Transition partie 1 à 2
Si au premier abord, le poème représente la muse du poète dans une activité quasi
banale, il établit une médiation entre la sphère privée et le monde politique
extérieur, et évoque par-là implicitement, le contexte de la deuxième guerre
mondiale, prévalant en France à cette époque.
Partie 2 : les représentations de la guerre dans « Elsa au miroir »
1. La Guerre, un thème allusif
Dans le poème, le mot « guerre » et le champ lexical de la guerre n’ont jamais été
directement employés. Le texte du poème semble codé même s’il comporte des
indications temporelles importantes qui induisent l’idée de la guerre. Ainsi, dans
le ver 22 (« comme dans la semaine est assise le jeudi »), l’auteur établit une
analogie entre les jours de la semaine et les années de guerre et réfère
spécifiquement par jeudi à l’année 1942 ou les armées allemandes sont à leurs
apogées. De même, l’expression « les flammes des longs soirs (ver 28)» renvoie
« aux bombardements ». A travers les vers 27 « Et vous savez leurs noms sans
que je les aie dits » et 28 « Et ce que signifient les flammes des longs soirs »,
l’auteur indique clairement que son message est crypté. La réalité de la guerre est
camouflée par le champ lexical du théâtre. En effet, dès le premier vers, Aragon
réfère à « notre tragédie » sachant qu’une tragédie finit forcément mal (par la
mort des acteurs). Ainsi, l’emploi répété de « tragédie » renseigne la perception
de l’auteur par rapport au capital humain perdu au cours des combats. L’utilisation
du pronom « notre » dans « notre tragédie » indique que pour Aragon, la tragédie
en question est commune à tous les français. En outre, le terme « acteurs (ver 25)»
du champ lexical du théâtre est employé ici par le poète en référence aux résistants
français lors de la seconde guerre mondiale. De même, le « miroir » décrit par le
poète tout le long de son texte peut être assimilé à une ouverture scénique avec
Aragon et Elsa comme spectateurs de la représentation.
2. La guerre, cause de souffrance
Si la guerre est un thème implicite dans le poème, la souffrance et l’indignation
qu’elle cause y sont clairement perceptibles. La structure et le rythme employé
par le poète sont indicatifs de son ressenti et de sa souffrance face aux événements
de la seconde guerre mondiale. En effet, le poème est composé de deux parts
séparés par une volta au 4ème quintile. Le premier part composé de 4 quintiles est
très musical avec des strophes longues et berceuses, parcourues par des répétitions
systématiques de vers (1, 2 et 3) et de rimes, traduisant la vision du poète d’un
monde dans lequel la guerre, la déshumanisation, et l’inhumanité sont répétitives
et déprimantes. Après le volta, le poème se poursuit par une série de cinq distiques
caractéristique d’un changement de ton dont la brusquerie renseigne l’émergence
de la souffrance du poète. En outre, de nombreux effets poétiques sont utilisés
pour traduire la souffrance de l’auteur face à la guerre, aux morts, et à l’injustice.
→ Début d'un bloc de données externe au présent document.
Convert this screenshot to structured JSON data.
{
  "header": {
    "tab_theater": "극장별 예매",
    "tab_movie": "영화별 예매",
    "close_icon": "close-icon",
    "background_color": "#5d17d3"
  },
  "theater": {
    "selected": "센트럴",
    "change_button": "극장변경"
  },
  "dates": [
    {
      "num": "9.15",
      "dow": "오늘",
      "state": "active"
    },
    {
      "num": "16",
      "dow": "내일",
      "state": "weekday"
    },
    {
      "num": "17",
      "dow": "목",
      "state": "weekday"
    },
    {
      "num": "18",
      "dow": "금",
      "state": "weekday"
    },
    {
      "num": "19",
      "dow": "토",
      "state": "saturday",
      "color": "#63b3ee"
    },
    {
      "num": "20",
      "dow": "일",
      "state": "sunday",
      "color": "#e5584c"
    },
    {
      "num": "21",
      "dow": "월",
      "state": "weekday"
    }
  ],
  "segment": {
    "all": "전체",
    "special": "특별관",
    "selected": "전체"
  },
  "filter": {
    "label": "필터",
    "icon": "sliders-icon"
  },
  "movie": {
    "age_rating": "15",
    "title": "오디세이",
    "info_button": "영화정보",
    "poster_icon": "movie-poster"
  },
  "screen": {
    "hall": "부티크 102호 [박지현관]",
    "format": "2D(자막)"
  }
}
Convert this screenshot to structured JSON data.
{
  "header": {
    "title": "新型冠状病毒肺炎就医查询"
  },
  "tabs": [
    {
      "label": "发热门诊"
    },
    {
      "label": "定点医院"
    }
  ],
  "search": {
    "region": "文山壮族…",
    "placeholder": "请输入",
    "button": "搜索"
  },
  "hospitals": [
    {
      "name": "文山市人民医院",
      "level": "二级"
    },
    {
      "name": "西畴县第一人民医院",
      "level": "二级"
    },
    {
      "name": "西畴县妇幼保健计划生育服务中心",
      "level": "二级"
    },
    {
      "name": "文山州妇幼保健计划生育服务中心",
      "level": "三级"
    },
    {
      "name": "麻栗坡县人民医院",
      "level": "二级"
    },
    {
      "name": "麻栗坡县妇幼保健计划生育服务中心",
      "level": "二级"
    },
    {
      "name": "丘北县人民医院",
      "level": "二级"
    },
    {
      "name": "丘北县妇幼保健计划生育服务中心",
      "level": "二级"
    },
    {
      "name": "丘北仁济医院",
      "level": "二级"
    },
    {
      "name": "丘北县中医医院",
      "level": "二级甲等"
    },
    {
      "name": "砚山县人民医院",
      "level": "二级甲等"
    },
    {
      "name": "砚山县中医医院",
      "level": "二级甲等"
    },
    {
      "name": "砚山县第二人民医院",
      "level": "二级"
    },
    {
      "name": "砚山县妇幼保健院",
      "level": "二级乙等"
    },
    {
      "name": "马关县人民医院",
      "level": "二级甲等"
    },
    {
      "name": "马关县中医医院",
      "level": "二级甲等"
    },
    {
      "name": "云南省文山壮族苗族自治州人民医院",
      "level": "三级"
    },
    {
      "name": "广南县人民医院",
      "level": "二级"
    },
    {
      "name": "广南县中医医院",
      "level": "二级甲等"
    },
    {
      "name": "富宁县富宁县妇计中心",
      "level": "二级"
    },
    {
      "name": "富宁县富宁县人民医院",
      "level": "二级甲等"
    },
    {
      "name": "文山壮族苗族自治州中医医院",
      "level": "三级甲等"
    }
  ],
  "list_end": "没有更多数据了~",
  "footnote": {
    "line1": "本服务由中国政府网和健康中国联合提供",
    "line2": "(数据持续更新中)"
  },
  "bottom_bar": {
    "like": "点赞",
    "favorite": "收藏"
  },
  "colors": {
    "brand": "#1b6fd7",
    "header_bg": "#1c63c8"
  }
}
« Elle martyrisait à plaisir sa mémoire » : il s'agit d'une antithèse, presque un
oxymore. Par un geste doux, elle ravive la douleur. Une deuxième antithèse est
créée avec l’amour et la beauté d’Elsa, et la tragédie de l’Occupation. « Les
cheveux d’or (3) » d’Elsa sont une métaphore pour les incendies. L’expression
« Sans y croire ... » montre le désespoir et le défaitisme qui régnait à cette sombre
et terne période. En plus, Aragon référence à l’Occupation quand il répète, « notre
tragédie (1, 5, 8, 17, 21, 25) » et il compare « ce miroir maudit (18) » et « ce
monde maudit (26)». Il emploie plus loin une assonance en « d » avec « je les ai
dits (27) » et « reflet d’incendie (30) », ce qui renforce ces métaphores.
3. La guerre, un souvenir indélébile
Le souvenir est un thème récurrent très présent dans « Elsa au miroir ». Le premier
indice en est la date d’écriture du poème : il a été écrit en 1945 à la fin de la
seconde guerre mondiale, ce qui en fait un souvenir de la situation. En outre, « Je
croyais voir (ver 3) » et « Les coins de ma mémoire (ver 20) » indiquent que le
poète se souvient des événements de la guerre malgré lui : ses souvenirs sont
comme des traumatismes qui lui reviennent en flash lorsqu’il observe sa femme
dans le miroir.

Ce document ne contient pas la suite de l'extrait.